If we want to have any useful answer to the question of the aesthetic quality of the music of Prokofiev, then we need to craft an answerable question or questions. I don't think the question can be as simple as "is Prokofiev's music good or bad?" I think we have to ask more detailed questions about melody, harmony and rhythm and by that I mean, having a close look at some pieces. So we may come up with answers that are tentative: "in some pieces Prokofiev tends to do X, Y and Z." We might ask a question that is more musicological than theoretical: something like "what kind of contribution did Prokofiev make to the symphonic or sonata genres?" Or to the opera or ballet. What sort of aesthetic strengths and weaknesses does he have and how do we know?

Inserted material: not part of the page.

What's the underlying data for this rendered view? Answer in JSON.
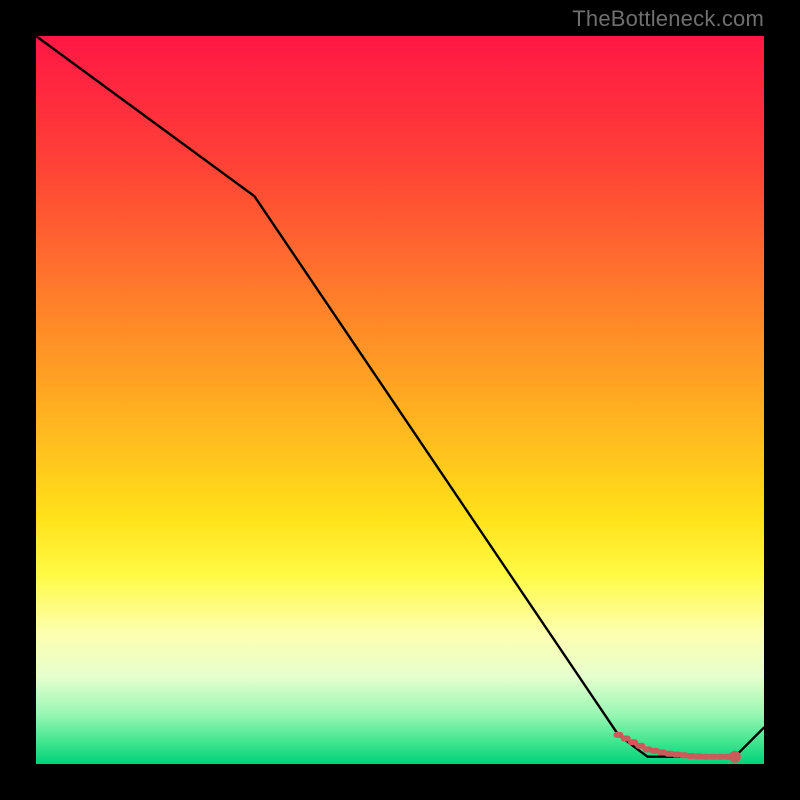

So this is a kind of philosophical outline of how to approach an aesthetic question. Now let's take a run at it. I want to start by picking a piece that is widely enjoyed in hopes this will assure that it is, to some degree, representative. The "Dance of the Knights" from the ballet Romeo and Juliet seems to be suitable:

Here is how that opening theme looks:

 An opening theme is pretty crucial as it is what most listeners will remember and respond to and this is a good one. It is conventionally laid out. After two measures of introduction of the tonic chord, E minor, the theme simply outlines the tonic in a dotted rhythm. Absolutely simple. But many very successful pieces have done much the same thing. Outlining harmonies is the basic melodic technique of the Classical Era and Haydn, Mozart and Beethoven did it over and over. The second harmony is also conventional as it is a dominant. What makes it different is that it is a modal, not a tonal, dominant as it uses a D natural instead of a D#--no leading tone. This is a typical trait of 20th century harmony in order to sound a bit different while still using basic tonal structures. Ravel was doing the same thing in Jeux d'eau. It is in the continuation that a composer shows his ingenuity. This continuation comes in the last measure of the second line in my example. The harmony becomes more dissonant with the suggestion of a modulation. The chord F# D A C# acts as a dominant to G, which is the relative major of E minor. The C# is unusual as it is a major seventh while a dominant seventh chord calls for a minor seventh. The resolution, G D G B flat is unusual in that it is minor instead of major. So Prokofiev alters both chords. The melody intensifies by compressing: instead of the intervals being thirds, they become all minor seconds (with an octave displacement). The new motif is then repeated down one and then two octaves. The phrase ends with an accented and syncopated F# before repeating while the harmony descends chromatically to the dominant. The whole adds up to an effective eight-measure theme.

This theme reminds me of another very popular one, the Humoresque by Dvořák:

Here is how that theme looks:


Also eight measures (I had to cut off the last one) but without the two measures introduction. The dotted rhythm is notated differently with rests instead of dots, but the effect is quite similar. Prokofiev creates a much more dark, Russian mood instead of the coy one of Dvořák. But, still, some similarities.